KAMPALA, Sept 23 – At least 22,500 Ugandans were forced from their homes to make way for a British timber company, the aid agency Oxfam said in a report Thursday calling for an investigation into alleged abuses.,
London-based New Forests Company signed a deal with Ugandan authorities to develop 20,000 hectares of timber plantations in 2004, resulting in often violent evictions from the Namwasa and Luwunga forest reserves, Oxfam said.
“The people evicted from the land are desperate, having been driven into poverty and landlessness,” the report read, noting evictions stopped in July 2010.
“In some instances they say they were subjected to violence and their property, crops, and livestock destroyed,” it added.
While both Ugandan officials and the company say that the people were living illegally on the land, many of those evicted claim they were granted the right to live there by previous governments decades ago.
“When they told us to leave, many had nowhere to go, so we resisted. We were evicted in a violent way. (Armed men) slashed my banana plantation and destroyed my home,” one mother of eight told Oxfam.
Despite hopes local residents would receive compensation or be resettled, and a 2009 court injunction stopping the evictions, none of the displaced people received compensation, the report says.
“I have lost what I owned. Where I am now, my kids cry every day. I cannot sustain them and they do not go to school. Even eating has become a problem,” another former resident told Oxfam.
Founded in 2004 and part owned by HSBC bank, New Forests Company aims to become the biggest forester in East Africa and has received a 5 million euro ($6.7 million) loan from the European Investment Bank to develop one of its Uganda plantations.
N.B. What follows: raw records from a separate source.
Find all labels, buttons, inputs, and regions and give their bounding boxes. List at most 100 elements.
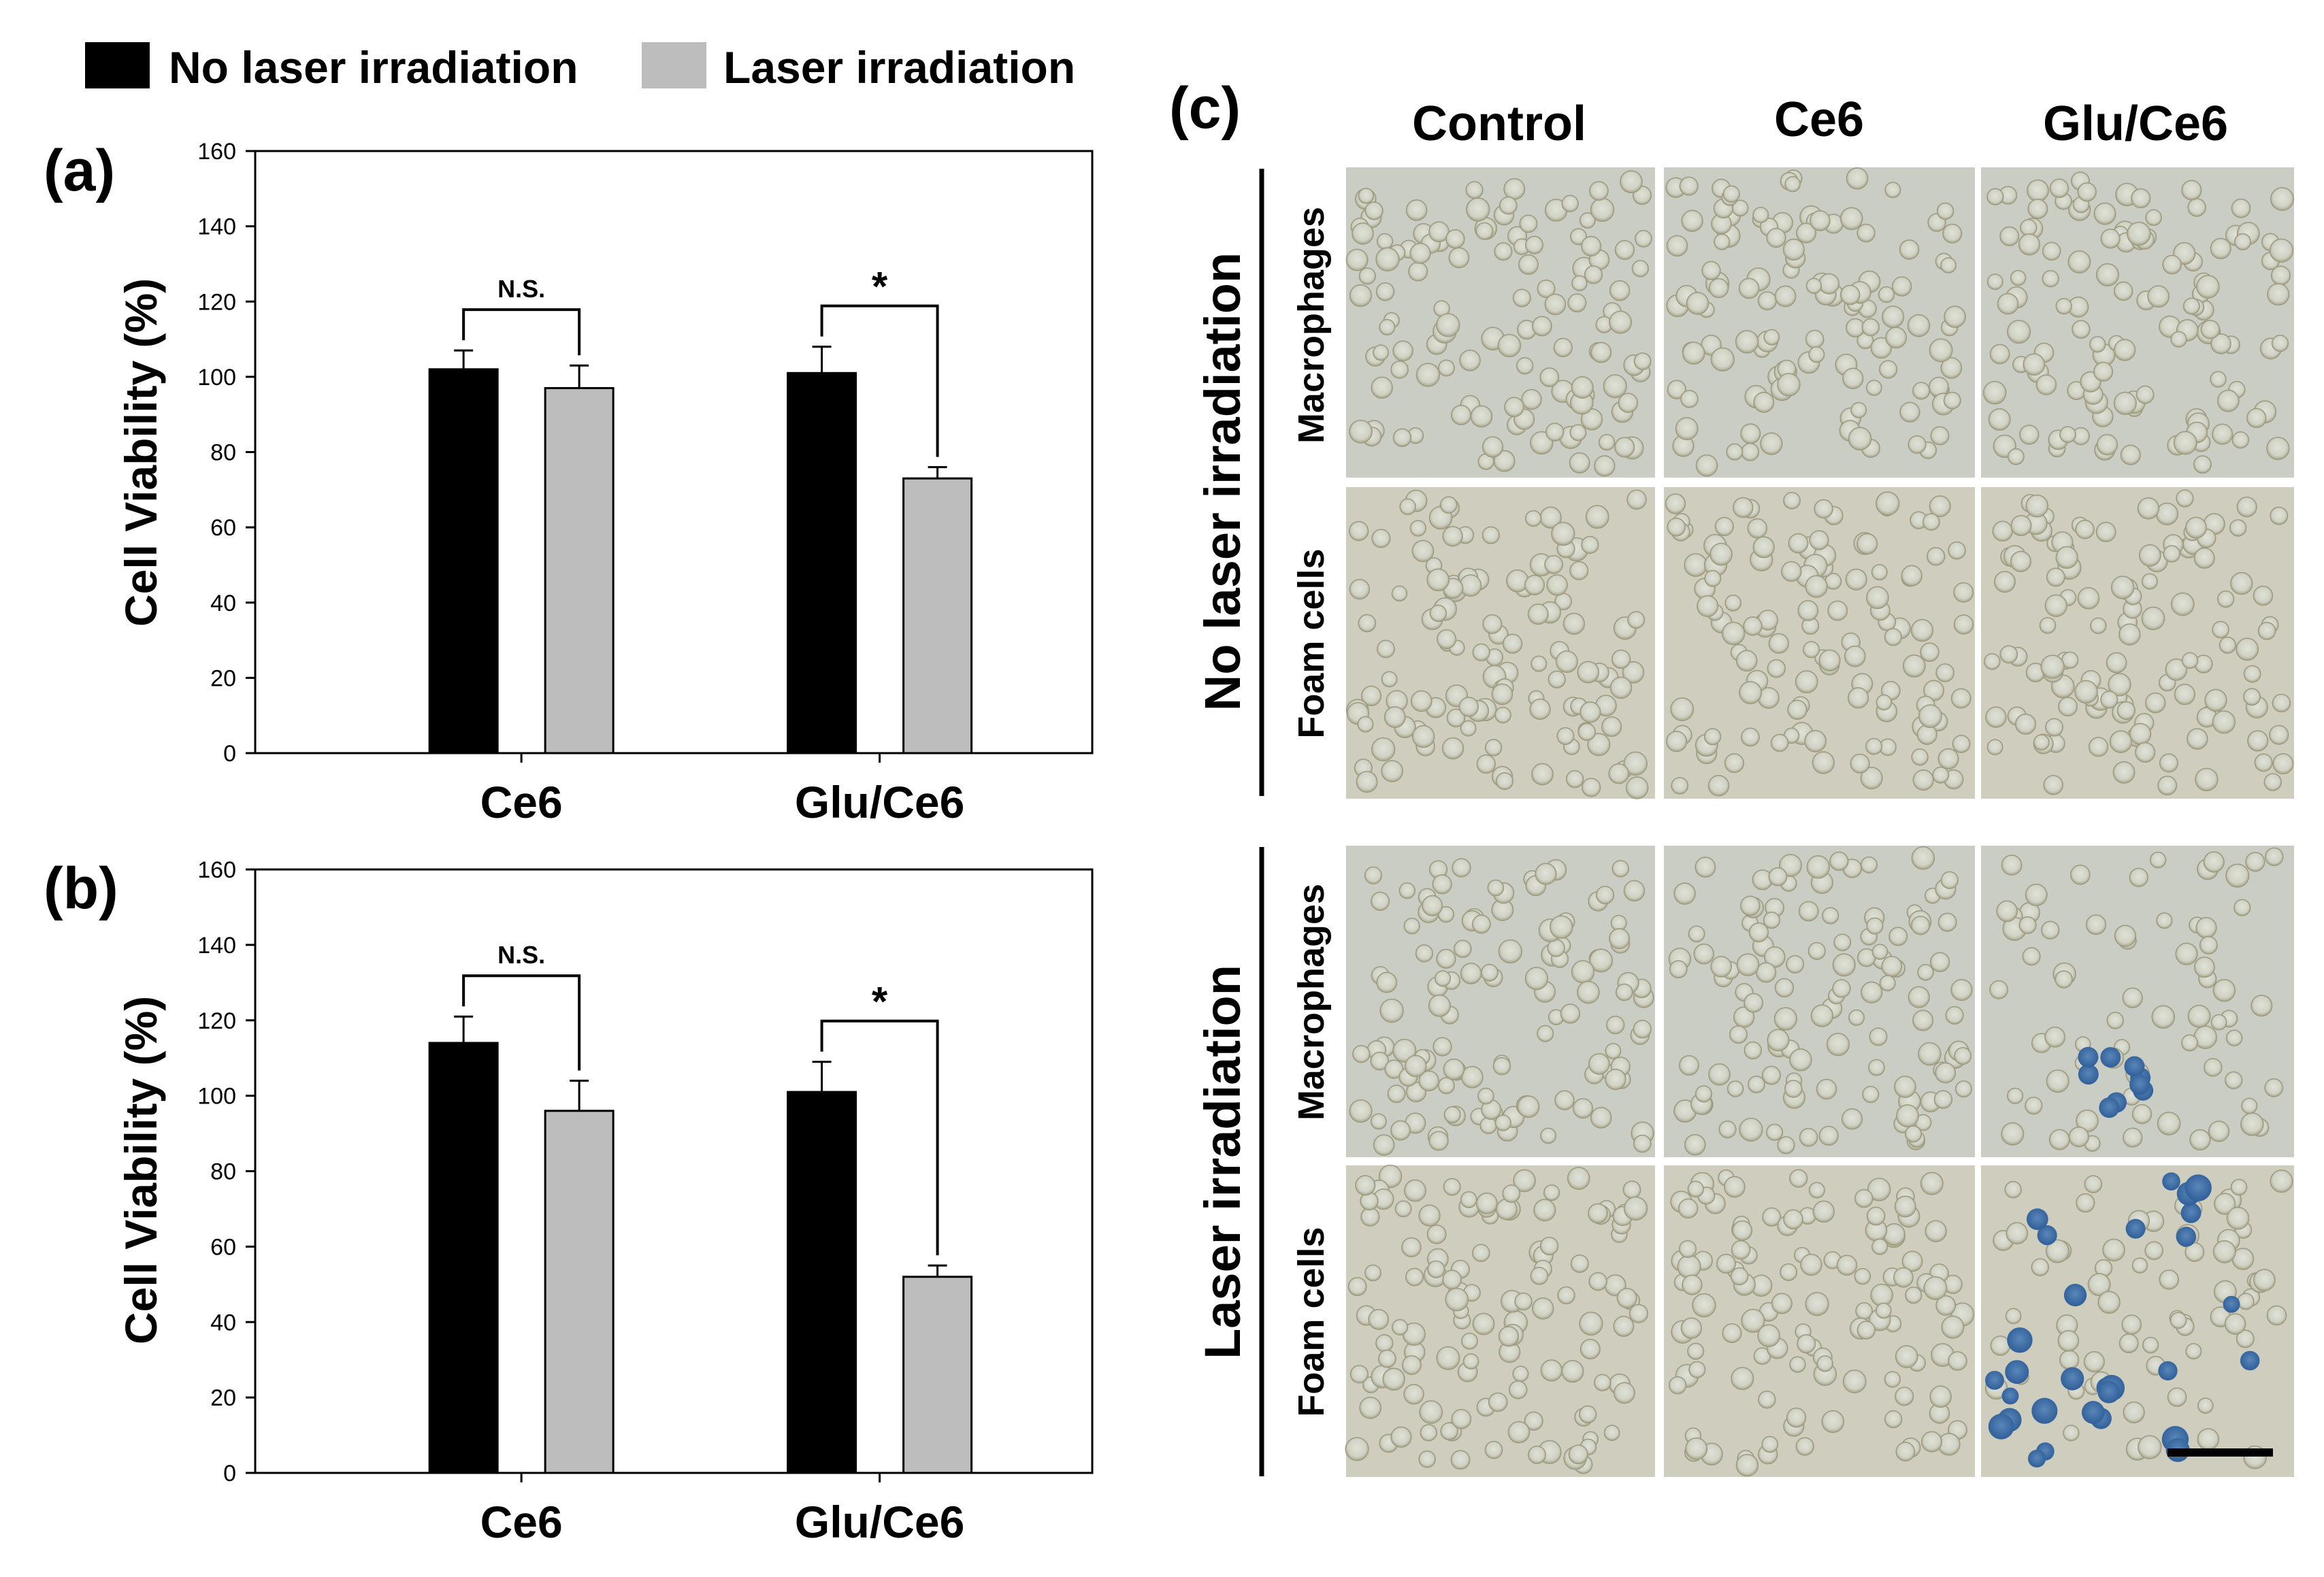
cell	[2108, 673, 2131, 697]
cell	[2055, 546, 2078, 569]
cell	[1371, 737, 1396, 762]
cell	[1401, 1355, 1422, 1376]
cell	[2025, 1096, 2043, 1115]
cell	[1356, 771, 1378, 793]
cell	[1735, 650, 1758, 672]
cell	[1986, 739, 2003, 756]
cell	[2266, 1305, 2287, 1326]
cell	[1878, 286, 1895, 303]
cell	[1756, 962, 1777, 983]
cell	[2010, 550, 2032, 572]
cell	[1577, 723, 1597, 741]
cell	[1827, 600, 1848, 621]
cell	[2018, 916, 2037, 934]
cell	[1548, 670, 1566, 688]
cell	[1783, 491, 1801, 510]
cell	[2195, 767, 2219, 791]
y-tick-label: 0	[223, 741, 236, 767]
cell	[1479, 1116, 1497, 1135]
cell	[1503, 178, 1526, 200]
cell	[1502, 633, 1523, 654]
cell	[1948, 1351, 1967, 1371]
cell	[1540, 1359, 1563, 1382]
cell	[2031, 1258, 2050, 1276]
cell	[2212, 710, 2236, 734]
cell	[2200, 320, 2221, 339]
cell	[1832, 953, 1856, 977]
cell	[1569, 424, 1587, 442]
cell	[1739, 681, 1763, 705]
cell	[1757, 291, 1777, 311]
cell	[1680, 390, 1699, 408]
cell	[2265, 847, 2284, 867]
cell	[1418, 1450, 1436, 1468]
cell	[2055, 298, 2072, 315]
cell	[1422, 895, 1443, 916]
cell	[1415, 944, 1434, 963]
cell	[2156, 912, 2173, 929]
cell	[1370, 1051, 1390, 1071]
significance-label: *	[872, 979, 888, 1025]
cell	[2100, 691, 2118, 709]
cell	[2018, 233, 2041, 256]
cell	[1625, 776, 1649, 799]
cell	[1581, 535, 1599, 554]
cell	[1678, 1240, 1697, 1259]
cell	[1741, 727, 1760, 747]
cell	[1893, 1267, 1914, 1288]
cell	[1908, 986, 1930, 1008]
cell	[2118, 1333, 2139, 1354]
cell	[1398, 882, 1415, 899]
cell	[2137, 497, 2160, 520]
cell	[1866, 917, 1884, 935]
cell	[1901, 1250, 1923, 1272]
cell	[1842, 1370, 1867, 1393]
cell	[1429, 604, 1447, 622]
cell	[2027, 179, 2049, 202]
significance-label: *	[872, 264, 888, 310]
cell	[1582, 778, 1601, 797]
cell	[2138, 544, 2161, 567]
cell	[1799, 1127, 1818, 1147]
cell	[1603, 374, 1627, 399]
y-tick-label: 160	[197, 139, 236, 165]
cell	[1556, 727, 1575, 745]
cell	[1708, 278, 1729, 299]
cell	[1894, 1076, 1916, 1098]
cell	[1986, 188, 2004, 205]
cell	[2076, 1193, 2095, 1213]
cell	[2100, 229, 2121, 249]
cell	[2077, 587, 2100, 610]
x-tick-label: Glu/Ce6	[795, 777, 964, 827]
cell	[1822, 907, 1839, 925]
y-tick-label: 60	[210, 515, 236, 541]
cell	[1953, 582, 1974, 603]
cell	[1848, 427, 1872, 451]
cell	[1418, 1070, 1439, 1092]
cell	[1789, 1048, 1812, 1072]
cell	[1945, 1006, 1964, 1025]
cell	[1507, 1421, 1531, 1444]
cell	[1415, 363, 1441, 387]
cell	[1622, 661, 1645, 684]
cell	[1757, 1324, 1780, 1348]
cell	[2067, 250, 2091, 273]
cell	[1484, 1440, 1503, 1459]
cell	[1359, 1397, 1382, 1419]
cell	[1401, 1237, 1422, 1258]
cell	[1999, 226, 2020, 246]
cell	[1546, 574, 1568, 596]
micrograph-grid: Control Ce6 Glu/Ce6 No laser irradiation…	[1194, 93, 2294, 1477]
cell	[1446, 708, 1466, 728]
cell	[1495, 772, 1514, 791]
cell	[1577, 980, 1600, 1004]
cell	[2267, 283, 2290, 306]
cell	[1731, 1240, 1751, 1260]
cell	[1580, 1339, 1601, 1360]
cell	[2014, 713, 2037, 735]
cell	[2170, 592, 2195, 616]
cell	[1529, 698, 1551, 720]
cell	[1882, 305, 1905, 329]
cell	[1452, 858, 1471, 878]
cell	[1940, 357, 1963, 379]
The company, which describes itself as “a sustainable and socially responsible” forestry company, is also active in Tanzania, Mozambique and, most recently, Rwanda.
Despite allegations from former residents that New Forests officials took part in the evictions, the company says the evictions were entirely carried out by the Ugandan authorities and were not violent.
“There were no incidences of injury, physical violence, or destruction of property during the voluntary vacation process that have been brought to the attention of (New Forests Company),” the firm wrote in a letter to Oxfam this month.
The company also says that the terms of its agreement with Uganda bar it from offering any compensation to the evicted people, the report said.
Ugandan officials insisted that the people had been living in the area illegally and denied that the evictions had been violent.
“These people were encroachers and were given notice … most of them moved out voluntarily,” Moses Watasa, a spokesman for the National Forestry Authority, told AFP.
Fewer than two hundred people living in the area had refused to move out and the police had been forced to intervene, Watasa said.
“I would not describe it as a violent eviction … by the deadline everyone had moved out,” Watasa said.